The first photo is a Palomino mare, Bee, born in 2006. The second photo is Batman. He’s a Thoroughbred born in 2004. He was one of about thirty horses rescued in 2005 near Brampton. The third horse is PK, born in 2006. The fourth horse is Sneakers, a Thoroughbred born in 2003, also rescued in 2005. Somehow we failed to get a photo of Mikey, the Palomino who arrived from Florida a few months ago.

On the weekend, Ron and Bill helped me take the teeter-totter to the Farm Down the Road. We didn’t take the pole to place under the middle of the teeter-totter because I didn’t want too much movement as the horses stepped on it. Turns out the teeter-totter teetered like crazy! Surprisingly this did not bother any of the five horses.

We started with the young mare, PK. We turned her loose and placed treats on the teeter-totter. Even with a huge arena to distract her, PK stayed with the humans and inspected the teeter-totter. She sniffed the thing and found the treats. Each of the people took turns walking across the teeter-totter, first starting at one end, then at the other. We stopped on it, relaxed, talked, walked off. Horses learn many things through imitation and we gave PK many peaceful examples of us enjoying this new apparatus in the arena.

PK let us know that approaching it sideways was her preferred method of learning about this wooden object. She stood sniffing it, then sprang over it. Yep, she has been learning how to jump in the riding lessons! Never had a horse do that!

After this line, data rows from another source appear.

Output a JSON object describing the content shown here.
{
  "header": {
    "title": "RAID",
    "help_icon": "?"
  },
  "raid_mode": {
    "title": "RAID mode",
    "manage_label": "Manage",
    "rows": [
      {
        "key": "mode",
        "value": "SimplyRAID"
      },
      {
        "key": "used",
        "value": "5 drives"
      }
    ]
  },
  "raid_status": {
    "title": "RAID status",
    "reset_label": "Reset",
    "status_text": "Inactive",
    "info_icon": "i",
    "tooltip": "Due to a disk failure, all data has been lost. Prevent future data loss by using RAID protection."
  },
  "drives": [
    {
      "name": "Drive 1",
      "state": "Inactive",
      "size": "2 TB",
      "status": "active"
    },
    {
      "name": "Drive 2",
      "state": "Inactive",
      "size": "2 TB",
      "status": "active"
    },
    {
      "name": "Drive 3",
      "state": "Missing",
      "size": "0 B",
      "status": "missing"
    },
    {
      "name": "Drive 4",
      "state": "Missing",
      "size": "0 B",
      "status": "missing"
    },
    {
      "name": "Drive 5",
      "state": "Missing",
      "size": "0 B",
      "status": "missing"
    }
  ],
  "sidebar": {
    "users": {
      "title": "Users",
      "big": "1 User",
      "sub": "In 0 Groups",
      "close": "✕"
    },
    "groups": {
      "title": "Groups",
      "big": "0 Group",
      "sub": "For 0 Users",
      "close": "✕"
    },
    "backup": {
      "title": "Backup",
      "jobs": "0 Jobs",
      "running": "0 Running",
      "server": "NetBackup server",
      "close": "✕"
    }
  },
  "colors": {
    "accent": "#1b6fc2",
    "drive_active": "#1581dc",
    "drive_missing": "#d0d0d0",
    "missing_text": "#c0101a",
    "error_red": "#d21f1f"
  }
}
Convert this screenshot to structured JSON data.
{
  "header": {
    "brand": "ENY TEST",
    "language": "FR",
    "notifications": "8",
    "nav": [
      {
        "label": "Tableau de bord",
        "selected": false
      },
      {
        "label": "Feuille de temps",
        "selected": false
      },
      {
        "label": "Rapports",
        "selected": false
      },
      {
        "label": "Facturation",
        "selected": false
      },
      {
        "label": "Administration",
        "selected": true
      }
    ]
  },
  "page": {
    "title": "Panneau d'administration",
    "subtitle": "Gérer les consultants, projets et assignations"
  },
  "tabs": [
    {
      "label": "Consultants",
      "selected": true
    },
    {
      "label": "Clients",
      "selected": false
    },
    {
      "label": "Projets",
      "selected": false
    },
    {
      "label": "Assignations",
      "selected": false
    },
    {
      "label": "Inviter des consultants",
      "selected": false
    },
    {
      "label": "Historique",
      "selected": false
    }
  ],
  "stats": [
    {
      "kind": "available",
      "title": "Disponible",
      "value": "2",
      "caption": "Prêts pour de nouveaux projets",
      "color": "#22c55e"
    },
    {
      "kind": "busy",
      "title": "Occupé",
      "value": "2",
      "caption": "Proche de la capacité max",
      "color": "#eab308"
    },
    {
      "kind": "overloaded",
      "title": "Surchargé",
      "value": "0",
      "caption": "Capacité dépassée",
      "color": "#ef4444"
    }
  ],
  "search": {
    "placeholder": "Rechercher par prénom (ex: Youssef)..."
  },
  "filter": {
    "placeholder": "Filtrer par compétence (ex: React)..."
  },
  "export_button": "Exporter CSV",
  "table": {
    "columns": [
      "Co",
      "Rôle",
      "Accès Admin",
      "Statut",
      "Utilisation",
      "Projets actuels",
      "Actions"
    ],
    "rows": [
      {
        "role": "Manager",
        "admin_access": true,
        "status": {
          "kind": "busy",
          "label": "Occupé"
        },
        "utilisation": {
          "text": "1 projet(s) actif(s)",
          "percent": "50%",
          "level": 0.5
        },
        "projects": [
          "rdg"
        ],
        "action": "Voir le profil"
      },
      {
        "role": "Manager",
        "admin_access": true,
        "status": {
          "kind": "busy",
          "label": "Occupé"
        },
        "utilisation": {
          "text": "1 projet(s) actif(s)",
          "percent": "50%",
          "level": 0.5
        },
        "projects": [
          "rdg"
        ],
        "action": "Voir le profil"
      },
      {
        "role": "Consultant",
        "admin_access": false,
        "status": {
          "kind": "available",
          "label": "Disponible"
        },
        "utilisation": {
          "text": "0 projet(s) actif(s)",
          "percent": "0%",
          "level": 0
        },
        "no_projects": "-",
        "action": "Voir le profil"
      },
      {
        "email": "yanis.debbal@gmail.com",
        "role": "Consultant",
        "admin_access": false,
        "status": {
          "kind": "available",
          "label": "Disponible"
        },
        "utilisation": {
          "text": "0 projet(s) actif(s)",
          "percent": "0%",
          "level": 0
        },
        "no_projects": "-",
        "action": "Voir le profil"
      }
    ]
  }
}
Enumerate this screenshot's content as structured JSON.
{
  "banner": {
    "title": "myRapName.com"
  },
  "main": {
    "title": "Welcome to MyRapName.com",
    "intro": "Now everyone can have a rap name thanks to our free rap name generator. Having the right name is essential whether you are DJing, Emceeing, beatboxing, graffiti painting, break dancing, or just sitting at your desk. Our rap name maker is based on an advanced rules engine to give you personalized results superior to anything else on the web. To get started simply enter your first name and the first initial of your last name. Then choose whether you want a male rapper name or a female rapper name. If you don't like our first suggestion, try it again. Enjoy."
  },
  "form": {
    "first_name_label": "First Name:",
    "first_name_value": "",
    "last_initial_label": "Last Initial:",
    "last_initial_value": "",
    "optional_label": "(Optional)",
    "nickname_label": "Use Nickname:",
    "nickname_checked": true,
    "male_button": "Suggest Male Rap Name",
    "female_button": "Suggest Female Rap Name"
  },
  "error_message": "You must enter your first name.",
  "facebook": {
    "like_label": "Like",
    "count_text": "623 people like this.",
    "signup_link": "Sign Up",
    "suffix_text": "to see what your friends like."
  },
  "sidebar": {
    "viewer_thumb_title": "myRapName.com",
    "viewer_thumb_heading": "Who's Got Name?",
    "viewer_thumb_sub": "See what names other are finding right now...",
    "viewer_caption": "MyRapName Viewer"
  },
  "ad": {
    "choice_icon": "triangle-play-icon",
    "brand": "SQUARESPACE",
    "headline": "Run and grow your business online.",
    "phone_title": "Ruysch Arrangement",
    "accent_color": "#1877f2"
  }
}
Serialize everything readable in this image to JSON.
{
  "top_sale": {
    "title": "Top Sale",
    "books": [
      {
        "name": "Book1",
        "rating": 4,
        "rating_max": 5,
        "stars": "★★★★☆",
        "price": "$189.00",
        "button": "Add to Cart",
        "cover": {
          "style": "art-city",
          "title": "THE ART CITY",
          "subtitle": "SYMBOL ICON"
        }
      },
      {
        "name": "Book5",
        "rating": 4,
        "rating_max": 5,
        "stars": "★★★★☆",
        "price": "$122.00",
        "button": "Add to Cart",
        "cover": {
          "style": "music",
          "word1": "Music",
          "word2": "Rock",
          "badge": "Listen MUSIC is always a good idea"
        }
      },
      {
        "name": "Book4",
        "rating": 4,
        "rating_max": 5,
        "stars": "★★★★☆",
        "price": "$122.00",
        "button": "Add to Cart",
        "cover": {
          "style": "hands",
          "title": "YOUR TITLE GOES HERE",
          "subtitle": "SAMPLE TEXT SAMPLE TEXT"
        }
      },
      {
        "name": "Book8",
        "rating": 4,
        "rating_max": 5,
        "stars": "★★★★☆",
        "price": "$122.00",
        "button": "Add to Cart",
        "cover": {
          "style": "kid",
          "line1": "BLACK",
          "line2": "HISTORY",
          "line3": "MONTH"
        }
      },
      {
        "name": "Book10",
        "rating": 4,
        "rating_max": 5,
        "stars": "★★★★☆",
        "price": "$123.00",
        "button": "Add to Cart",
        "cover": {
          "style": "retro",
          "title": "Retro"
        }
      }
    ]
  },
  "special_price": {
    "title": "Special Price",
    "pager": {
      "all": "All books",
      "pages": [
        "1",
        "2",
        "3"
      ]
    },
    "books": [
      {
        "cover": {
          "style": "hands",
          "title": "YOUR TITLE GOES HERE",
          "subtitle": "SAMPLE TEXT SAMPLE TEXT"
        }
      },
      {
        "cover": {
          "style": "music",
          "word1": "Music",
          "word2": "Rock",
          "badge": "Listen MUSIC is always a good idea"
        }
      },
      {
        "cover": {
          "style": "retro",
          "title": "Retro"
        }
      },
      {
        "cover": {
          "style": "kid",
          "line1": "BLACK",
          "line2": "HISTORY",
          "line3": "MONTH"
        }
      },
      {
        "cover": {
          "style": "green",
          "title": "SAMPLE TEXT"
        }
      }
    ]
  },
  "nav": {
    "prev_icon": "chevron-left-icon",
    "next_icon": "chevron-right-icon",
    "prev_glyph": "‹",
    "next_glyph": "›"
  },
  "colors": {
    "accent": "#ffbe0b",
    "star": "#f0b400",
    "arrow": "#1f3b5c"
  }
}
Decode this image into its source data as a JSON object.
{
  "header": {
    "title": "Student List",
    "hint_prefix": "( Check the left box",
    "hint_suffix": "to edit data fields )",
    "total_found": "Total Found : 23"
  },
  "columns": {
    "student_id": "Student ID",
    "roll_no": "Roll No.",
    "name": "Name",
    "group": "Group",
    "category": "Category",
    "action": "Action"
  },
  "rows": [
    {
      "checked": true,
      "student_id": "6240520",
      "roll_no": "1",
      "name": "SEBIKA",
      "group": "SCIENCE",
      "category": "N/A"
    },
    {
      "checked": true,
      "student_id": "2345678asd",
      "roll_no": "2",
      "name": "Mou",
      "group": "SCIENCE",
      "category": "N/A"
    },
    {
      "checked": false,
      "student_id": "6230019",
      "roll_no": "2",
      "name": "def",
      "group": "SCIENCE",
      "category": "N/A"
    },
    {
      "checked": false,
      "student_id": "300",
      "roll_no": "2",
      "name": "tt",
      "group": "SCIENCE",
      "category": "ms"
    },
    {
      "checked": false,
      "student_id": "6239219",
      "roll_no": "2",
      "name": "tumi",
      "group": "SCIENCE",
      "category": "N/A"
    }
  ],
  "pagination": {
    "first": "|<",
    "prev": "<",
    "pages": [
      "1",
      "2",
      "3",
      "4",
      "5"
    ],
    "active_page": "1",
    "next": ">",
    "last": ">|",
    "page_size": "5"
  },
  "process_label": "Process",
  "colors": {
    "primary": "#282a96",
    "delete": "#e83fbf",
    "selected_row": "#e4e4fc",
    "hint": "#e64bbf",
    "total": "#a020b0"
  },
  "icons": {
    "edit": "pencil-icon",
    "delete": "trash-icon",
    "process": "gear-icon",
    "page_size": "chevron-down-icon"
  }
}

Since she liked the side approach I asked her to turn when she placed her front feet on the teeter-totter so that when she walked off of it she would actually take a few steps with all four feet on it. Slowly but surely I moved her towards the right end of the teeter-totter so that she walked almost the entire length of it. Then, the coin dropped in PK’s head and she happily stepped onto the tetter-totter at the end and walked across it. She was also able to stop on it, stand a minute and chill out.

The other four horses easily stepped up on the teeter-totter and walked across it.